Near Life Experience – Day of Silver Sun – Review

Near Life Experience

Day of Silver Sun (Noiselab)
by Scott Hefflon

Groove metal with a passionate singer (not a screamer, not a growler/barker/shrieker). From New Orleans, Louisiana (NOLA, in case you ever wondered what that meant), there’s some lush, warm darkness, a bit of eerieness (not hair-raising like Cradle of Filth, more rolling black ocean, bespeaking delicate lapping waves and huge drag-you-under currents), and bands to namedrop include QOTSA, Soundgarden, Warrior Soul, Alice in Chains, Tool, and The Quill. I throw in the last because most others are archival reference points, not current peers. Grunge metal is a term that could be lobbed at Near Life Experience, but moist desert rock (we’re talking New Orleans, after all, and this isn’t quite swamp boogie), a bit of Floydian trippiness, and a glimmer of “House of the Rising Sun” peek through the dumbed-down metal trudge of typical groove.

Notably, singer Steve Blaze used to belt it out for Lillian Axe, and brother Craig Nunemacher has since left the band to drum for Black Label Society and Crowbar.

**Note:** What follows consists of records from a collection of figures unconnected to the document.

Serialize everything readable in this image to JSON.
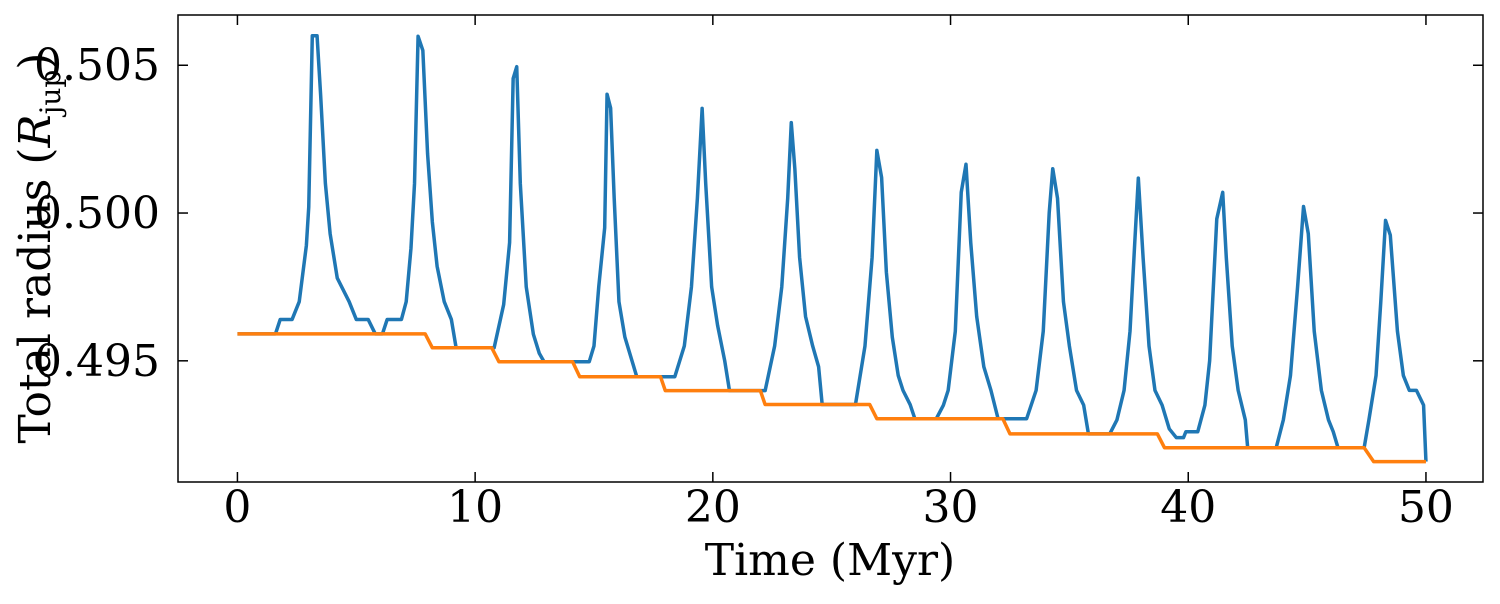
{
  "chart_data": {
    "type": "line",
    "xlabel": "Time (Myr)",
    "ylabel": [
      "Total radius (",
      "R",
      "jup",
      ")"
    ],
    "xlim": [
      -2.5,
      52.4
    ],
    "ylim": [
      0.4909,
      0.5067
    ],
    "xticks": [
      0,
      10,
      20,
      30,
      40,
      50
    ],
    "yticks": [
      0.495,
      {
        "value": 0.5,
        "label": "0.500"
      },
      0.505
    ],
    "series": [
      {
        "color": "#1f77b4",
        "x": [
          0,
          1.6,
          1.8,
          2.3,
          2.6,
          2.9,
          3.0,
          3.15,
          3.35,
          3.5,
          3.7,
          3.9,
          4.2,
          4.7,
          5.0,
          5.5,
          5.8,
          6.1,
          6.3,
          6.9,
          7.1,
          7.3,
          7.45,
          7.6,
          7.8,
          8.0,
          8.2,
          8.4,
          8.7,
          9.0,
          9.2,
          10.8,
          11.2,
          11.45,
          11.6,
          11.75,
          11.9,
          12.15,
          12.45,
          12.7,
          12.9,
          14.8,
          15.0,
          15.2,
          15.45,
          15.55,
          15.7,
          15.85,
          16.05,
          16.3,
          16.6,
          16.8,
          18.4,
          18.8,
          19.1,
          19.35,
          19.55,
          19.7,
          19.95,
          20.2,
          20.5,
          20.7,
          22.2,
          22.6,
          22.9,
          23.15,
          23.3,
          23.45,
          23.65,
          23.9,
          24.2,
          24.45,
          24.6,
          26.0,
          26.4,
          26.7,
          26.9,
          27.1,
          27.3,
          27.55,
          27.8,
          28.0,
          28.3,
          28.5,
          29.4,
          29.7,
          29.9,
          30.2,
          30.45,
          30.65,
          30.85,
          31.1,
          31.4,
          31.7,
          32.0,
          33.2,
          33.6,
          33.9,
          34.15,
          34.3,
          34.5,
          34.75,
          35.0,
          35.3,
          35.6,
          35.8,
          36.7,
          37.0,
          37.3,
          37.55,
          37.75,
          37.9,
          38.1,
          38.35,
          38.6,
          38.9,
          39.2,
          39.5,
          39.8,
          39.9,
          40.4,
          40.7,
          40.9,
          41.2,
          41.45,
          41.6,
          41.85,
          42.1,
          42.4,
          42.5,
          43.7,
          44.0,
          44.3,
          44.6,
          44.85,
          45.05,
          45.3,
          45.6,
          45.9,
          46.1,
          46.3,
          47.4,
          47.6,
          47.9,
          48.1,
          48.3,
          48.5,
          48.8,
          49.05,
          49.3,
          49.6,
          49.9,
          50.0
        ],
        "values": [
          0.49591,
          0.49591,
          0.4964,
          0.4964,
          0.497,
          0.4989,
          0.5002,
          0.506,
          0.506,
          0.504,
          0.501,
          0.4993,
          0.4978,
          0.497,
          0.4964,
          0.4964,
          0.49591,
          0.49591,
          0.4964,
          0.4964,
          0.497,
          0.4988,
          0.501,
          0.50598,
          0.5055,
          0.502,
          0.4997,
          0.4982,
          0.497,
          0.4964,
          0.49544,
          0.49544,
          0.4969,
          0.499,
          0.50455,
          0.50495,
          0.501,
          0.4975,
          0.4959,
          0.49525,
          0.49497,
          0.49497,
          0.4955,
          0.4975,
          0.4995,
          0.50402,
          0.50355,
          0.5005,
          0.497,
          0.4958,
          0.495,
          0.49446,
          0.49446,
          0.4955,
          0.4975,
          0.5005,
          0.50354,
          0.501,
          0.4975,
          0.4962,
          0.495,
          0.49399,
          0.49399,
          0.4955,
          0.4975,
          0.5005,
          0.50306,
          0.5015,
          0.4985,
          0.4965,
          0.4955,
          0.4948,
          0.49352,
          0.49352,
          0.4955,
          0.4985,
          0.50212,
          0.5012,
          0.498,
          0.4958,
          0.4945,
          0.494,
          0.49352,
          0.49304,
          0.49304,
          0.4935,
          0.494,
          0.496,
          0.5007,
          0.50165,
          0.499,
          0.4965,
          0.4948,
          0.494,
          0.49304,
          0.49304,
          0.494,
          0.496,
          0.5,
          0.5015,
          0.5005,
          0.497,
          0.4955,
          0.494,
          0.4935,
          0.49253,
          0.49253,
          0.493,
          0.494,
          0.496,
          0.499,
          0.50118,
          0.4985,
          0.4955,
          0.494,
          0.4935,
          0.4927,
          0.4924,
          0.4924,
          0.4926,
          0.4926,
          0.4935,
          0.495,
          0.4998,
          0.5007,
          0.4985,
          0.4955,
          0.494,
          0.493,
          0.49206,
          0.49206,
          0.493,
          0.4945,
          0.4975,
          0.50022,
          0.4993,
          0.496,
          0.494,
          0.493,
          0.4926,
          0.49206,
          0.49206,
          0.493,
          0.4945,
          0.497,
          0.49975,
          0.49925,
          0.496,
          0.4945,
          0.494,
          0.494,
          0.4935,
          0.49159
        ]
      },
      {
        "color": "#ff7f0e",
        "x": [
          0,
          7.9,
          8.2,
          10.7,
          11.0,
          14.1,
          14.4,
          17.8,
          18.0,
          22.0,
          22.2,
          26.6,
          26.9,
          32.2,
          32.5,
          38.7,
          39.0,
          47.4,
          47.8,
          50.0
        ],
        "values": [
          0.49591,
          0.49591,
          0.49544,
          0.49544,
          0.49497,
          0.49497,
          0.49446,
          0.49446,
          0.49399,
          0.49399,
          0.49352,
          0.49352,
          0.49304,
          0.49304,
          0.49253,
          0.49253,
          0.49206,
          0.49206,
          0.49159,
          0.49159
        ]
      }
    ]
  }
}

Add in cosmic poetry similar to The Door-obsessed Kory Clarke (of Warrior Soul, who, great voice or not, got a bum deal as “the culture” favored Kurt Cobain as their spiritual leader) and a few subtle guitar rolls (nothing fancy, we’re talking moody, majestic roll, not Euro-metal spark’n’dazzle), and you have a new band swaggering between stoner rock and groove metal thud, which with monster production, could share stages with Godsmack or Tool and sell lots of tee shirts.